So i have about 12500 rows in my node table currently. This doesn't seem like a ridiculous amount... I have been on projects with far more and I expect the table to grow on this project. The problem I have is when I have to run SELECT queries on the node table, specifically ones that are general "get the newest content of type x" where I have to order a large result set, the queries are real slow...

For example:

A)

SELECT * FROM `drupal_node` n
JOIN drupal_content_type_news c ON n.nid = c.nid and n.vid = c.vid
WHERE n.type = 'news' AND c.field_news_title_value <> '' 
ORDER BY n.nid DESC

*** Showing rows 0 - 29 (3,548 total, Query took 0.9636 sec)

Or if I want to join for the path alias (it is sometimes faster with the extra join which doesn't make sense, exp since it seems like having to do that join using CONCAT would be slow...)

B)

SELECT * FROM `drupal_node` n
JOIN drupal_content_type_news c ON n.nid = c.nid and n.vid = c.vid
JOIN drupal_url_alias url ON url.src = CONCAT('node/', n.nid)
WHERE n.type = 'news' AND c.field_news_title_value <> '' 
ORDER BY n.nid DESC

*** Showing rows 0 - 29 (3,548 total, Query took 0.8300 sec)

So anyways, all my indexes seem to be working at whatnot... things are just slow because of the number of rows that are being scanned to do the ordering.

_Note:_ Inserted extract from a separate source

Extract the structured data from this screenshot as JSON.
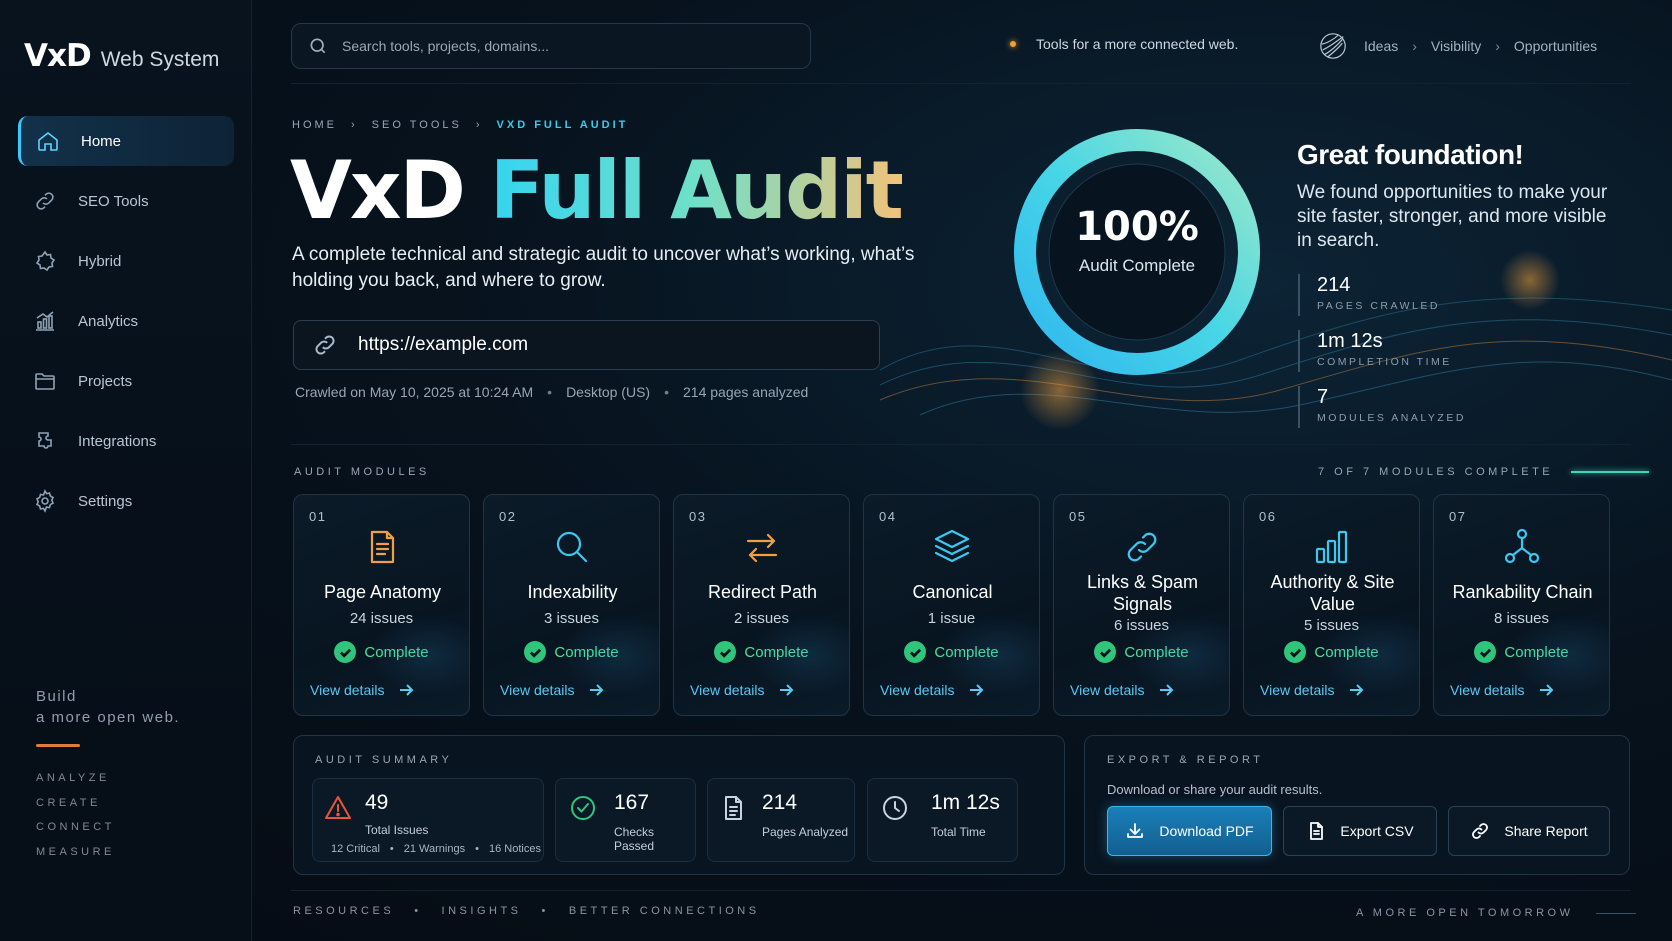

If I simply drop the ORDER clauses from above, the queries become fast like I would expect on basically straight SELECT queries:

A) Showing rows 0 - 29 (3,548 total, Query took 0.0635 sec)
B) Showing rows 0 - 29 (3,548 total, Query took 0.0675 sec) - this one is now the slower of the two

So basically I concluded with my limited mySQL optimization knowledge that my DB is slow at ORDERing a large result set... I have created a work around which has been working for me, but I am wondering if there are any serious drawbacks.

Here is what I am doing:

  //get the current highest nid from the db
  $sql = 'SELECT MAX(nid) FROM {node} WHERE 1';
  $result = db_query($sql);
  $max_nid = db_result($result);

  //now choose a safe # here knowing that i don't actually need to search ALL the node
  //the last 1000 are fine since I am always ordering for the newest ones anyways
  $min_nid = $max_nid - 1000;

Then, when I run my queries I simply insert 'AND n.nid > $min_nid' into the query (using %d of course). The results are much better as follows:

A) Showing rows 0 - 29 (560 total, Query took 0.0240 sec)
B) Showing rows 0 - 29 (560 total, Query took 0.1309 sec) - still rather slow here but much better

So my questions are...

- is my solution appropriate? even though it works it seems awfully hacky to me
- is there a simpler and more straight forward way to improve my queries selecting from the node table that have a large result set but I only want to get at say the first 50... LIMIT doesn't work because it still scans the whole table... thoughts?

Bottom line though is that I can't be running nearly 1sec queries on my site and I'm afraid what will happen when I have 100k rows in my node table. Thanks for your time.